Sunday, March 27, 2011

Warisan Islam dan Soal Bahasa di Kano, Nigeria

Sudah dua minggu meninggalkan Kano, Afrika, tapi ingatan saya masih melekat. Daripada lupa lalu hilang, akan saya ceritakan dalam blog ini. Hari kedua setelah workshop saya mengikuti International Conference on Contribution of the Islamic World to Education, 16-17 Maret 2011, di sebuah kompleks pertemuan Aminu Kano Centre for Democratic Research and Training, Mambayya House, Kano. Acara ini pun di support oleh British Council, Kano yang bekerjasama dengan Bayero University.

Syaykh Qaribullahi di sebelah kanan saya dan Fazlun Khalid dan Hayatu Ibrahim, Managing Director Madinah Farm Ltd

Acara ini dihadiri oleh ratusan intelektual muslim Afrika, terutama di bagian Barat Afrika. Tidak ada yang diluar kecuali saya dari Indonesia dan Fazlun Khalid (yang menjadi pembicara) dari UK. Mayoritas participant adalah akademisi dan semua makalah disampaikan dalam bahasa Inggris dan Arab. Mereka konon berasal dari berbagai pelosok terutama yang berasal dari beberapa negara bagian di Utara Nigeria, seperti: Sokoto, Abuja, Kano, Lagos, Dala, Waje dst.

Selama dua hari ini, diskusi di konferensi kelihatannya berupaya menemukan akar atas krisis pendidikan Islam dan gap yang terjadi dalam menghadapi tanggungjawab sebagai negara ditengah arus modern dengan tetap berupaya berpijak pada akarnya. Nigeria bagian utara adalah mayoritas Muslim dengan tradisi Islam yang ketat, seperti halnya di Indonesia, banyak warga nahdliyyin dan pengikut tariqah Qadariyyah yang taat sangat menghormati guru.

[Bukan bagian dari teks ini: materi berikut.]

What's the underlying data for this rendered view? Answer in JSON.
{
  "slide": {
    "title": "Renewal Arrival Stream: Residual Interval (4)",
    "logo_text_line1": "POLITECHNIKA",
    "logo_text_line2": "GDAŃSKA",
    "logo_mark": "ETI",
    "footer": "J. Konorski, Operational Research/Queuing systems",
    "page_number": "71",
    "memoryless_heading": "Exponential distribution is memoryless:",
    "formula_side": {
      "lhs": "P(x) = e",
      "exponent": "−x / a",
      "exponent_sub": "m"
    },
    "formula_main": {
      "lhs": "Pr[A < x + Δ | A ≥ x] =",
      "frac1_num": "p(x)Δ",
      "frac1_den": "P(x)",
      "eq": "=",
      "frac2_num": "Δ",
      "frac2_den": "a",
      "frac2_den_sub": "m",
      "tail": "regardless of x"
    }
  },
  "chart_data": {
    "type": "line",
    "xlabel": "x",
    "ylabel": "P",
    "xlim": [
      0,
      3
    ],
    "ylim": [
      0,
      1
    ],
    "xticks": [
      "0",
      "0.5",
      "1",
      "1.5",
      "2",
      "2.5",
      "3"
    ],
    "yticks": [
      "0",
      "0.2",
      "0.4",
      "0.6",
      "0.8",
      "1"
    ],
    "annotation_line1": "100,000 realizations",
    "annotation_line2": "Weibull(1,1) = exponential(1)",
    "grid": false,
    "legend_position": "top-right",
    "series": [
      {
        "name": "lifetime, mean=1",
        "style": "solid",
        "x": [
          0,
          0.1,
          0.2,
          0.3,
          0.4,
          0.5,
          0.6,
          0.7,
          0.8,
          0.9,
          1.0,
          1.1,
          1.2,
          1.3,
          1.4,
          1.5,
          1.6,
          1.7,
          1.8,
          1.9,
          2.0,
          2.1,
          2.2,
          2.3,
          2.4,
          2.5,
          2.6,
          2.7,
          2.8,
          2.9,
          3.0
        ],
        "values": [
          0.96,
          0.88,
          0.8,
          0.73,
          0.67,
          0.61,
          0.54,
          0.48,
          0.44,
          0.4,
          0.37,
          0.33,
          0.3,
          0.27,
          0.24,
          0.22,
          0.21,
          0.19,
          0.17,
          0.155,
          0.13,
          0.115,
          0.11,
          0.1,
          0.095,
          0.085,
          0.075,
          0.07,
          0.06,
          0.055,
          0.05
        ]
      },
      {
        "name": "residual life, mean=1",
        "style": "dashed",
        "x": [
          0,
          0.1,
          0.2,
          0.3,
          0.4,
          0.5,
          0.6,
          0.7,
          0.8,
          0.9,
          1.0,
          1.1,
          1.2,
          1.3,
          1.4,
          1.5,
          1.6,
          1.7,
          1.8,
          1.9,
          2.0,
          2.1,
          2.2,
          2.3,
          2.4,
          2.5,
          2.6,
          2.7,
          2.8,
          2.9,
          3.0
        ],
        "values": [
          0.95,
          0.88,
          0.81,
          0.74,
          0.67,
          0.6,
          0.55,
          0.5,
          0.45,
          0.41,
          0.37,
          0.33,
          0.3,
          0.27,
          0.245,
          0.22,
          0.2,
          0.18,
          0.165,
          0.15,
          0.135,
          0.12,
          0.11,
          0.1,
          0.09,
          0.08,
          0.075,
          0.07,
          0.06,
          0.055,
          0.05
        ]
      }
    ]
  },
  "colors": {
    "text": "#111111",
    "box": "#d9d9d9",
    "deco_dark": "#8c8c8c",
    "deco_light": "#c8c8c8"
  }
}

Dilema antara warisan khalifah Islam Sokoto dan kemudian bekas koloni Inggris, membuat bangsa ini agak limbung menemukan jati diri. Bahasa sehari-hari pemerintahan adalah Inggris, sementara penduduk banyak yang masih belum bisa bahasa Inggris, dan mereka memakai bahasa Ibu Hausa. Sesaat koloni Perancis datang, mereka ingin bahasa Perancis dipelajari di sekolah, tetapi tidak diserap dan hanya dipelajari sebagai teori. Semantara itu madrasah yang masih memegang tinggi disiplin pendidikan Islam menggunakan bahasa Arab. Dan karena konferensi ini dihadiri oleh banyak ulama lokal, mereka mengharapkan bahasa Arab dapat diakui secara resmi, tinimbang mengajarkan bahasa Perancis, karena Arab akan dipakai sehari-hari dan menjadi bahasa International di Afrika lainnnya (Mesir, Libia, Sudan dll).

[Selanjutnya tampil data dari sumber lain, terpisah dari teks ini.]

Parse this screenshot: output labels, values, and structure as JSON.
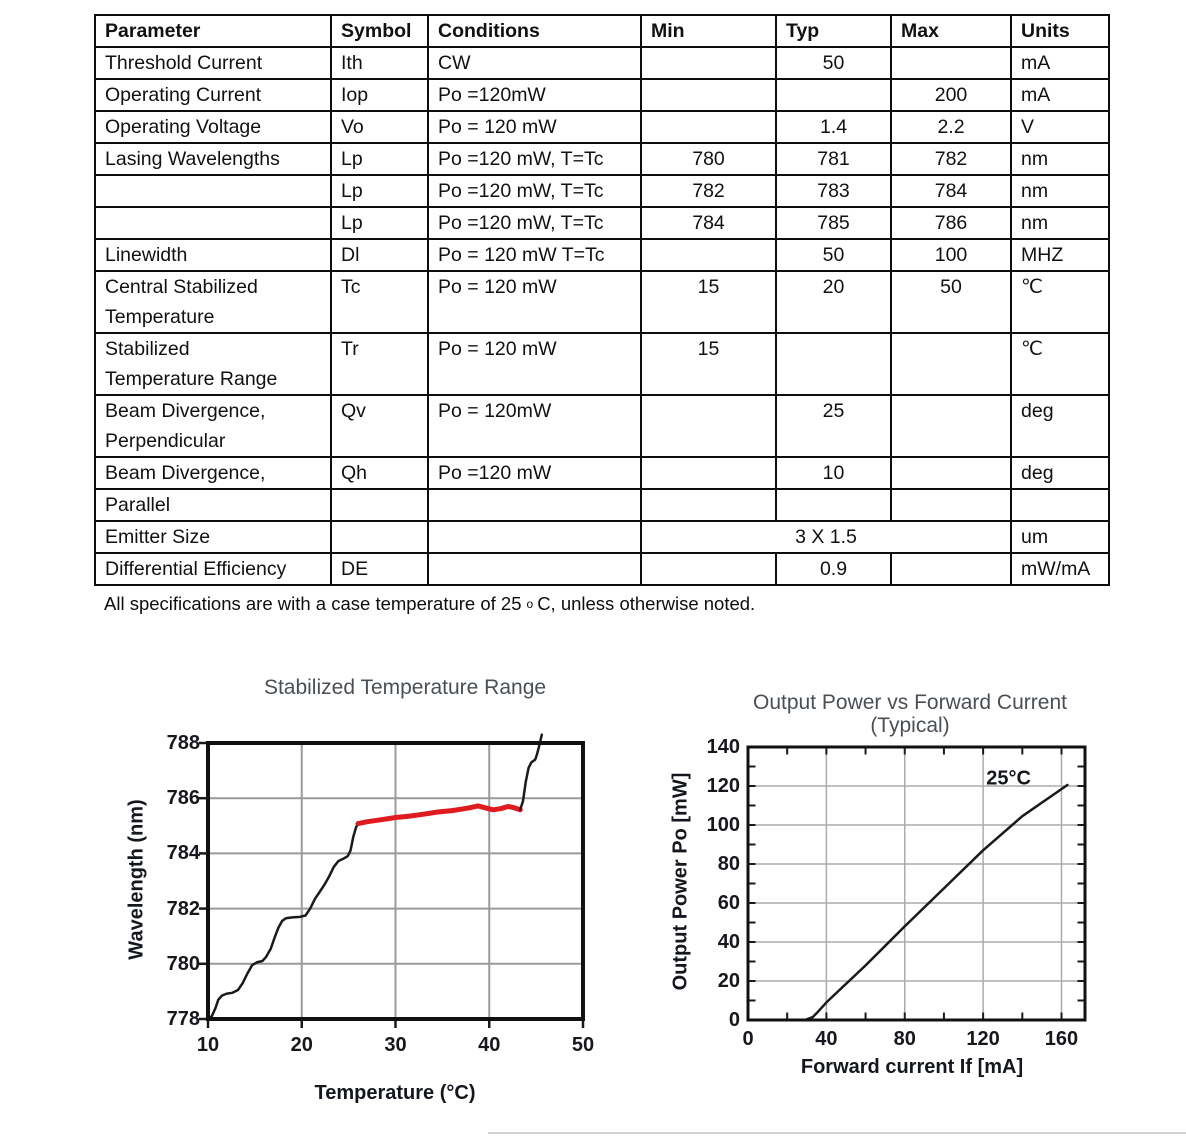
{
  "table": {
    "headers": [
      "Parameter",
      "Symbol",
      "Conditions",
      "Min",
      "Typ",
      "Max",
      "Units"
    ],
    "rows": [
      {
        "cells": [
          "Threshold Current",
          "Ith",
          "CW",
          "",
          "50",
          "",
          "mA"
        ]
      },
      {
        "cells": [
          "Operating Current",
          "Iop",
          "Po =120mW",
          "",
          "",
          "200",
          "mA"
        ]
      },
      {
        "cells": [
          "Operating Voltage",
          "Vo",
          "Po = 120 mW",
          "",
          "1.4",
          "2.2",
          "V"
        ]
      },
      {
        "cells": [
          "Lasing Wavelengths",
          "Lp",
          "Po =120 mW, T=Tc",
          "780",
          "781",
          "782",
          "nm"
        ]
      },
      {
        "cells": [
          "",
          "Lp",
          "Po =120 mW, T=Tc",
          "782",
          "783",
          "784",
          "nm"
        ]
      },
      {
        "cells": [
          "",
          "Lp",
          "Po =120 mW, T=Tc",
          "784",
          "785",
          "786",
          "nm"
        ]
      },
      {
        "cells": [
          "Linewidth",
          "Dl",
          "Po = 120 mW T=Tc",
          "",
          "50",
          "100",
          "MHZ"
        ]
      },
      {
        "cells": [
          "Central Stabilized\nTemperature",
          "Tc",
          "Po = 120 mW",
          "15",
          "20",
          "50",
          "℃"
        ]
      },
      {
        "cells": [
          "Stabilized\nTemperature Range",
          "Tr",
          "Po = 120 mW",
          "15",
          "",
          "",
          "℃"
        ]
      },
      {
        "cells": [
          "Beam Divergence,\nPerpendicular",
          "Qv",
          "Po = 120mW",
          "",
          "25",
          "",
          "deg"
        ]
      },
      {
        "cells": [
          "Beam Divergence,",
          "Qh",
          "Po =120 mW",
          "",
          "10",
          "",
          "deg"
        ]
      },
      {
        "cells": [
          "Parallel",
          "",
          "",
          "",
          "",
          "",
          ""
        ]
      },
      {
        "cells": [
          "Emitter Size",
          "",
          "",
          {
            "text": "3 X 1.5",
            "span": 3
          },
          "um"
        ]
      },
      {
        "cells": [
          "Differential Efficiency",
          "DE",
          "",
          "",
          "0.9",
          "",
          "mW/mA"
        ]
      }
    ]
  },
  "footnote": {
    "pre": "All specifications are with a case temperature of 25",
    "deg": "o",
    "post": "C, unless otherwise noted."
  },
  "chart_data": [
    {
      "type": "line",
      "title": "Stabilized Temperature Range",
      "xlabel": "Temperature (°C)",
      "ylabel": "Wavelength (nm)",
      "xlim": [
        10,
        50
      ],
      "ylim": [
        778,
        788
      ],
      "xticks": [
        10,
        20,
        30,
        40,
        50
      ],
      "yticks": [
        778,
        780,
        782,
        784,
        786,
        788
      ],
      "grid": true,
      "legend": "none",
      "series": [
        {
          "name": "unstabilized-low",
          "color": "#1a1a1a",
          "width": 2.5,
          "points": [
            [
              10,
              778.0
            ],
            [
              10.4,
              778.1
            ],
            [
              10.8,
              778.4
            ],
            [
              11.1,
              778.7
            ],
            [
              11.5,
              778.85
            ],
            [
              12,
              778.92
            ],
            [
              12.6,
              778.95
            ],
            [
              13.2,
              779.05
            ],
            [
              13.7,
              779.3
            ],
            [
              14.2,
              779.65
            ],
            [
              14.7,
              779.95
            ],
            [
              15.2,
              780.05
            ],
            [
              15.8,
              780.1
            ],
            [
              16.2,
              780.25
            ],
            [
              16.7,
              780.55
            ],
            [
              17.1,
              780.95
            ],
            [
              17.5,
              781.3
            ],
            [
              17.9,
              781.55
            ],
            [
              18.3,
              781.65
            ],
            [
              19,
              781.68
            ],
            [
              19.8,
              781.7
            ],
            [
              20.4,
              781.75
            ],
            [
              20.9,
              782.0
            ],
            [
              21.4,
              782.35
            ],
            [
              21.9,
              782.6
            ],
            [
              22.4,
              782.85
            ],
            [
              22.9,
              783.15
            ],
            [
              23.4,
              783.5
            ],
            [
              23.9,
              783.72
            ],
            [
              24.4,
              783.8
            ],
            [
              24.9,
              783.9
            ],
            [
              25.2,
              784.1
            ],
            [
              25.5,
              784.6
            ],
            [
              25.8,
              784.95
            ],
            [
              26,
              785.08
            ]
          ]
        },
        {
          "name": "stabilized-range",
          "color": "#e01b1f",
          "width": 5,
          "points": [
            [
              26,
              785.08
            ],
            [
              27,
              785.15
            ],
            [
              28.5,
              785.22
            ],
            [
              30,
              785.3
            ],
            [
              31.5,
              785.35
            ],
            [
              33,
              785.42
            ],
            [
              34.5,
              785.5
            ],
            [
              36,
              785.55
            ],
            [
              37,
              785.6
            ],
            [
              38,
              785.66
            ],
            [
              38.8,
              785.72
            ],
            [
              39.6,
              785.65
            ],
            [
              40.4,
              785.58
            ],
            [
              41.2,
              785.62
            ],
            [
              42,
              785.7
            ],
            [
              42.6,
              785.66
            ],
            [
              43.3,
              785.58
            ]
          ]
        },
        {
          "name": "unstabilized-high",
          "color": "#1a1a1a",
          "width": 2.5,
          "points": [
            [
              43.3,
              785.58
            ],
            [
              43.6,
              785.9
            ],
            [
              43.9,
              786.6
            ],
            [
              44.2,
              787.1
            ],
            [
              44.5,
              787.3
            ],
            [
              44.9,
              787.4
            ],
            [
              45.1,
              787.6
            ],
            [
              45.4,
              788.0
            ],
            [
              45.6,
              788.3
            ]
          ]
        }
      ]
    },
    {
      "type": "line",
      "title": "Output Power vs Forward Current",
      "subtitle": "(Typical)",
      "xlabel": "Forward current If [mA]",
      "ylabel": "Output Power Po [mW]",
      "xlim": [
        0,
        172
      ],
      "ylim": [
        0,
        140
      ],
      "xticks": [
        0,
        40,
        80,
        120,
        160
      ],
      "yticks": [
        0,
        20,
        40,
        60,
        80,
        100,
        120,
        140
      ],
      "x_minor_step": 20,
      "y_minor_step": 10,
      "grid": true,
      "legend": "none",
      "annotation": {
        "label": "25°C",
        "x": 133,
        "y": 123.5
      },
      "series": [
        {
          "name": "li-curve-25c",
          "color": "#1a1a1a",
          "width": 2.5,
          "points": [
            [
              29,
              0
            ],
            [
              33,
              1.5
            ],
            [
              36,
              4.5
            ],
            [
              40,
              9
            ],
            [
              60,
              28
            ],
            [
              80,
              48
            ],
            [
              100,
              67.5
            ],
            [
              120,
              87
            ],
            [
              140,
              104.5
            ],
            [
              163,
              120.5
            ]
          ]
        }
      ]
    }
  ]
}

Sulitnya, Nigeria terdiri dari 200 lebih etnis, dan masing-masing mempunyai bahasa. Tidak ada bahasa yang mampu mempersatukan seperti halnya kita bahasa Melayu. Gap terjadi setelah merdeka tahun 60an, ketika resmi Inggris menjadi bahasa nasional, tetapi tidak diserap seluruhnya oleh warga di pelosok negeri. Bedanya kita di Indonesia, dimana orang semua, di pelosok mana pun-- bisa bahasa Indonesia, minimal untuk yang mereka mengecap bangku sekolah.

Hausa hanya diterima di bagian utara dengan mayoritas Muslim, sementara di selatan mereka menggunakan dialek yang berbeda. Bahasa, menjadi perbincangan panjang dalam konferensi, saya kira ini memang penting.

Menemukan jati diri, pembukaan konferensi dijembatani dengan pemutaran film 1001 invention yang selama ini beredar untuk menyadarkan masyarakat dunia tentang kontribusi muslim dalam bidang pengetahuan. Menceritakan penemuan ilmuwan muslim abad pertengahan, jauh sebelum renaesanse dan jasa mereka yang telah 10 abad bertahan menjembatani ilmuwan Eropa dengan pengetahuan Yunani.

Malam terakhir dari konferensi, saya berkesempatan bertemu dengan Syaykh Qaribullah Syaikh Nasir Kabara, pemimpin spiritual Sufi Qadariyya yang sangat berpengaruh di Afrika Barat. Mengenal beliau saya ingat Syaikh Tuan Guru Zaini Ghani, yang selalu dielu-elukan ditunggu pembacaan salawatnya dan pengajiannya diikuti oleh ratusan ribu orang.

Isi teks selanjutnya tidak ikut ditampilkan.